The method also comprises the following steps: step six: generating a background with a color in the curved screen 5, wherein the color accords with memory contents as much as possible and assists in deepening memory;
generating a colored background on the curved screen 5, first requiring a color model on which the selection algorithm is based, which is a mathematical model used to represent color;
step six,: different color models have different application scenes, and the RGB model is suitable for devices such as a display, and the RGB color model is selected to generate the representation of different colors; RGB, commonly known as the three primary colors red (R), green (G), and blue (B), are the most widely used color models,
in the second step, in general development display processing, colors are processed using the model, for example: rgb (255, 0), red (0,255,0), green (0,0,255), blue (blue) by the variation of the three red, green and blue color channels and the mixing superposition of each other, using different intensities, showing different colors, which is an additive color mixture model, with brightness equal to the combination of the brightness of the colors during the superposition mixing, and with more brightness mixed higher;
and step six, three: a 24-bit type is selected, i.e. each color channel R, G, B is represented by 8 bits of data, 2 8 =256, so each channel can represent a color value of the (0-255) level, darkest at 0, brightest at 255;
step six, four: according to the correlation between the memory content and the color, determining a color model of the screen, looking up the color values to obtain specific RGB values of each channel, and setting the color of the screen.
The method also comprises the following steps: step seven: generating different-shape backgrounds, wherein adjacent memory contents are conveniently distinguished by using different shapes;
seventhly, step seven: several different shapes such as rectangle, circle, ellipse, polygon, etc. are selected.

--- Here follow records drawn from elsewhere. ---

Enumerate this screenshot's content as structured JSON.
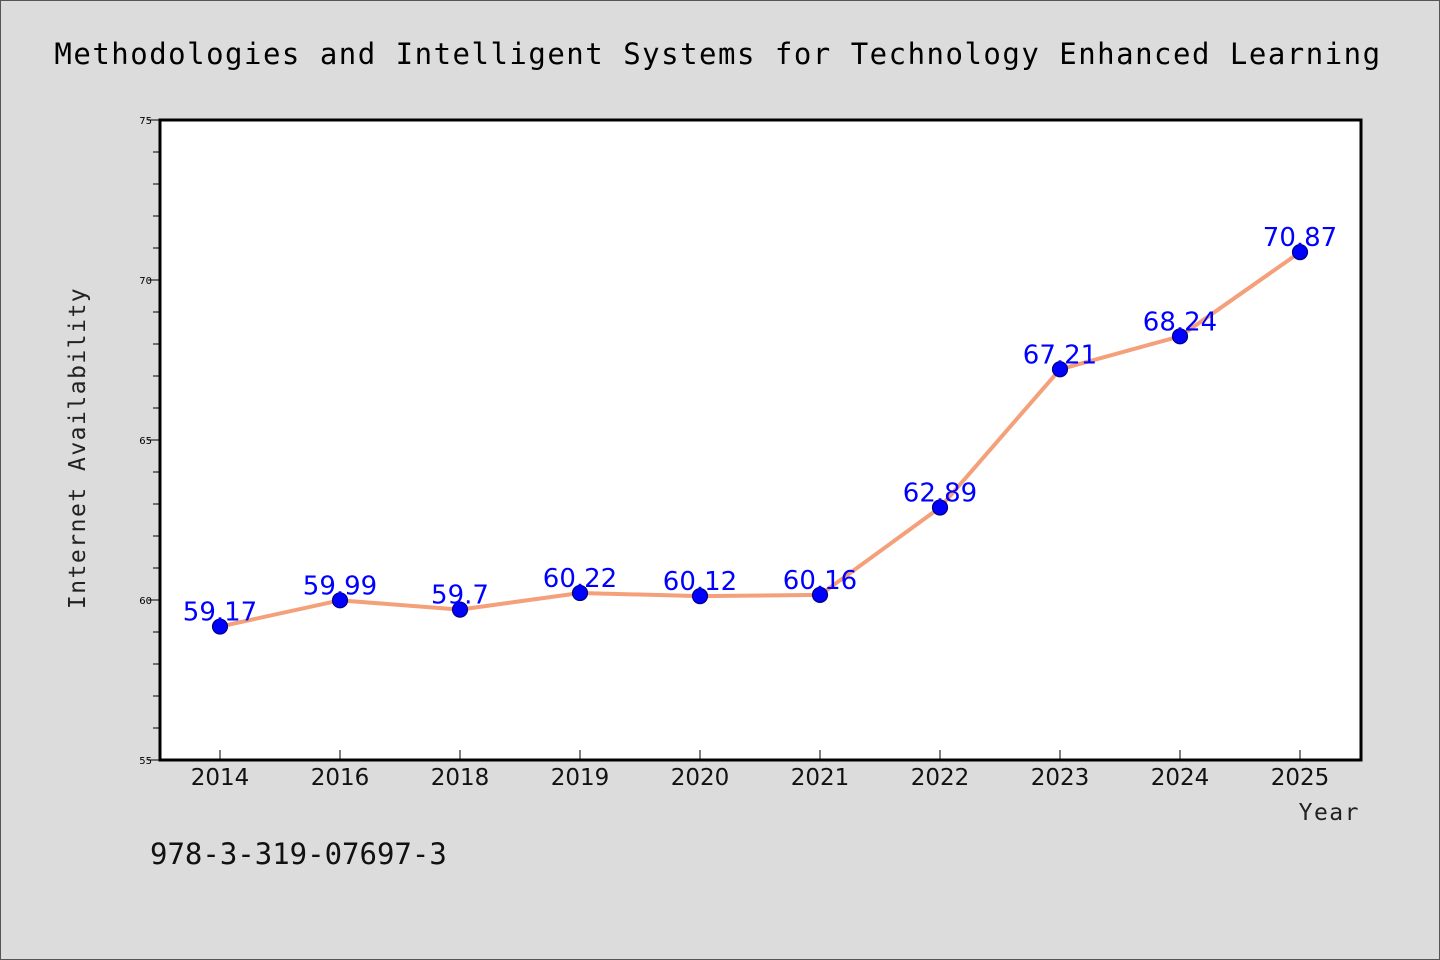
{
  "footnote": "978-3-319-07697-3",
  "chart_data": {
    "type": "line",
    "title": "Methodologies and Intelligent Systems for Technology Enhanced Learning",
    "xlabel": "Year",
    "ylabel": "Internet Availability",
    "categories": [
      "2014",
      "2016",
      "2018",
      "2019",
      "2020",
      "2021",
      "2022",
      "2023",
      "2024",
      "2025"
    ],
    "series": [
      {
        "values": [
          59.17,
          59.99,
          59.7,
          60.22,
          60.12,
          60.16,
          62.89,
          67.21,
          68.24,
          70.87
        ],
        "data_labels": [
          "59.17",
          "59.99",
          "59.7",
          "60.22",
          "60.12",
          "60.16",
          "62.89",
          "67.21",
          "68.24",
          "70.87"
        ]
      }
    ],
    "ylim": [
      55,
      75
    ],
    "yticks": [
      "55",
      "60",
      "65",
      "70",
      "75"
    ],
    "grid": false,
    "legend": "none",
    "colors": {
      "line": "#f4a07a",
      "marker_fill": "#0000ff",
      "marker_edge": "#000080",
      "label": "#0000ff",
      "background": "#dcdcdc",
      "plot_background": "#ffffff"
    }
  }
}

Sequentially and circularly drawing to ensure that adjacent contents cannot be in the same shape;
seventhly, step two: drawing different shapes, namely drawing the rectangle according to the parameters of the shape, wherein the parameters required by the rectangle are length and width, firstly, setting the position of the rectangle to be drawn on a screen, generally setting the left upper corner coordinates (x, y) of the rectangle, drawing the rectangle on the screen after determining the length and width, and setting the pixel points starting from x and y as specific color values according to preset colors to obtain the rectangle;
seventhly, step seven: drawing a circle, namely determining the position (x, y) of the circle on a screen, taking the position as the center of a circle, setting the pixel value of the circle for a circle as a specific color according to the radius r, and drawing the circle;
Seventhly, four steps: the drawing of an ellipse requires many parameters, and the center (x, y) of the ellipse, the length of the axis, the long radius l and the short radius s, and the deflection angle need to be determined. Thus, ellipses with different angles can be drawn;
seventhly, the steps are as follows: drawing a polygon, wherein the polygon firstly needs to determine the number n of sides of the polygon, and the number d of top points is set according to the number n of sides n =n, randomly giving the coordinates of each vertex (d 1 ,d 2 ,d 3 ,...,d n ) And connecting the vertexes in turn, and setting all pixel points to be of specific colors, so that polygons can be drawn on the screen.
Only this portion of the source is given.